Near the end of the third lockdown in Spring 2021, the development of the HS2 rail scheme included repaving part of Eastside City Park in front of The Woodman. The pub was closed for a full refurbishment in spring of 2022, but in August 2022 announced its closure because of the HS2 works.

The Woodman re-opened after a £300,000 refurbishment on 13 September 2024, after being taken over by Union Inns.

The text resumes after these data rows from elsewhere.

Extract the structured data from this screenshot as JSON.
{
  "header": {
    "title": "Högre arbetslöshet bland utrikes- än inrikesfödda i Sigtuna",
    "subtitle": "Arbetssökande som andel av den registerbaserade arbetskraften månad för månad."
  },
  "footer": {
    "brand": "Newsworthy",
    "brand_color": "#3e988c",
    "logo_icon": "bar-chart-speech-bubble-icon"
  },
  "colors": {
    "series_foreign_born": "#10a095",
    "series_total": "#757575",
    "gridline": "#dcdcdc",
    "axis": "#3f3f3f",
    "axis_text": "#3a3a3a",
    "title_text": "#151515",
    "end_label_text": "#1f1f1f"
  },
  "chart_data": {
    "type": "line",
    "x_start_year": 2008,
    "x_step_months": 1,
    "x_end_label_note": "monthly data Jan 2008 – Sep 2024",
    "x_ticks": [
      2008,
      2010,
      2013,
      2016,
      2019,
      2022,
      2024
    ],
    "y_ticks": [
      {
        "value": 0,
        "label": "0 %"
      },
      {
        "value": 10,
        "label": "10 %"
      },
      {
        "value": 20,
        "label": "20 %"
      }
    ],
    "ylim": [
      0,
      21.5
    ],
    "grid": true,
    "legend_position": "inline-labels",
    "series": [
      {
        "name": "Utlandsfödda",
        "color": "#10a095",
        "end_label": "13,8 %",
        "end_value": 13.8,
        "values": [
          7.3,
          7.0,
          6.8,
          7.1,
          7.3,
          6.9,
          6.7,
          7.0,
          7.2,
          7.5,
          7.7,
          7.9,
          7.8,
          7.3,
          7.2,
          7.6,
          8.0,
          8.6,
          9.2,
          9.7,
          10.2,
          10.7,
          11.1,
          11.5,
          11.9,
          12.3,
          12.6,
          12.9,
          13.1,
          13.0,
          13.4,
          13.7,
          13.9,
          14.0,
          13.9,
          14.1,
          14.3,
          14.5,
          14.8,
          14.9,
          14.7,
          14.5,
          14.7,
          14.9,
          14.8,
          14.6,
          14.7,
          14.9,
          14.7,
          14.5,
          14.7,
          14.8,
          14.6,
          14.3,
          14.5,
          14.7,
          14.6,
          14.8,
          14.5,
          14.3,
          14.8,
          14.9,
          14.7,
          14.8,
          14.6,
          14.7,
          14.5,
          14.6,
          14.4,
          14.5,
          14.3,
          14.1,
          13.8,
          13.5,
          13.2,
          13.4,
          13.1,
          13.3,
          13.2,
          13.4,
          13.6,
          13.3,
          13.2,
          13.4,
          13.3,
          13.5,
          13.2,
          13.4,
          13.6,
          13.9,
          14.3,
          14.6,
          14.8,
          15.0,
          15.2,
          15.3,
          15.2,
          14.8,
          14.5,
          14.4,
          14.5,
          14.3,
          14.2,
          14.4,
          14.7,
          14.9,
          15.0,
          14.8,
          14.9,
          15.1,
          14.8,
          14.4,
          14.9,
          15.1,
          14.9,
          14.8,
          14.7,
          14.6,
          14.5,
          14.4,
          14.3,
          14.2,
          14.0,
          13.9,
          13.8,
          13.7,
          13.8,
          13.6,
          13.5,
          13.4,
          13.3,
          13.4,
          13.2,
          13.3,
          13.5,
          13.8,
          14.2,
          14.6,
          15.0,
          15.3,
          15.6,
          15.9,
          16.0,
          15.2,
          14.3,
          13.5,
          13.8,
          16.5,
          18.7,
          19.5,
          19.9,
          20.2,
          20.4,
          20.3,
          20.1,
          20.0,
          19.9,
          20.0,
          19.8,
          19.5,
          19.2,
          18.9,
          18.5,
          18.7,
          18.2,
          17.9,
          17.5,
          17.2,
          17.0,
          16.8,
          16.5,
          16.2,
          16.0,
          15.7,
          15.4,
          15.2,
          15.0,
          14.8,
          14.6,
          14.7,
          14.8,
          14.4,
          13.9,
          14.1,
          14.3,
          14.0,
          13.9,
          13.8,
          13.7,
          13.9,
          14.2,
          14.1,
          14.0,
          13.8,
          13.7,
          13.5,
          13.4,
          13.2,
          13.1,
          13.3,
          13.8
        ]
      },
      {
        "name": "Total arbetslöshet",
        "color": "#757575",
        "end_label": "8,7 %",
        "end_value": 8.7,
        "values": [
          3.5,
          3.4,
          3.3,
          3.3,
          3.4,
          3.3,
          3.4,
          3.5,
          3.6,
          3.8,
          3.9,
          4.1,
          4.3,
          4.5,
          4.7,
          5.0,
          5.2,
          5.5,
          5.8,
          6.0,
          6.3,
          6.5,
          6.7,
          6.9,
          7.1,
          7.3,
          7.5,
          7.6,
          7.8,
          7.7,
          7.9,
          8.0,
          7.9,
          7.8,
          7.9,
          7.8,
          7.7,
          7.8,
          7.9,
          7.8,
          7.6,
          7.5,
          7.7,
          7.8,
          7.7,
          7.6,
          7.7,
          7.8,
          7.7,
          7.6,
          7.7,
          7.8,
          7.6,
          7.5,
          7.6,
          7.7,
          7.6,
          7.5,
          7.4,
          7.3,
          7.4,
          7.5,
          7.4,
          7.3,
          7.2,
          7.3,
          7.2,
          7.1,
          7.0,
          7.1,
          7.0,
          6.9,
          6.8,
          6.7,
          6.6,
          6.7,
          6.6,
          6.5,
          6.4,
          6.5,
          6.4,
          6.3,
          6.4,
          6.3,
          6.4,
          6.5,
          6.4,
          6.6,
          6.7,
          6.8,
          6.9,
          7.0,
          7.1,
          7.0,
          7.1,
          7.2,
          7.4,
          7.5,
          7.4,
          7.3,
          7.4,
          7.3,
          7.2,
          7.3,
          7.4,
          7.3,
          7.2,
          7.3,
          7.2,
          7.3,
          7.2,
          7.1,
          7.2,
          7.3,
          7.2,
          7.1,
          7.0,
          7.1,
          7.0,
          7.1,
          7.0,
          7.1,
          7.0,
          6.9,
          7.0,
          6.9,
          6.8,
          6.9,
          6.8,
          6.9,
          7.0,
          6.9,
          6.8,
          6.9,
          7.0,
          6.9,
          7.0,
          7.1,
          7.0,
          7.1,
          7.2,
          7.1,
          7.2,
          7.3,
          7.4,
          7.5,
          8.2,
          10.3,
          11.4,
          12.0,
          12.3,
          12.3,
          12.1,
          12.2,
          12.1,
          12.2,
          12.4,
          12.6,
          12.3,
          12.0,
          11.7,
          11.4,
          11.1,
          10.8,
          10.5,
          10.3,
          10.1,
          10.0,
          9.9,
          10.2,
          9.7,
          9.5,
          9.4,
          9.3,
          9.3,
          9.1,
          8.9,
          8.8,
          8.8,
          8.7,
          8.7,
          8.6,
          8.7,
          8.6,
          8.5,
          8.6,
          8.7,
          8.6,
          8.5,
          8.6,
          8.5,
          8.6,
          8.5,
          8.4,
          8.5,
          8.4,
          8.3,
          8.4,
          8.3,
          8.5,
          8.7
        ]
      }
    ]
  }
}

==Location and description==
The Woodman stands on the corner of New Canal Street and what was formerly Albert Street, now Eastside City Park. The pub is located next to the abandoned, but listed, Curzon Street railway station, which will be part of the new station being developed as a terminal of the HS2 rail scheme.

There is still a "Smoke Room" in the pub, although its original use is now prohibited by law, which once again has the original Mintons tiling and seating.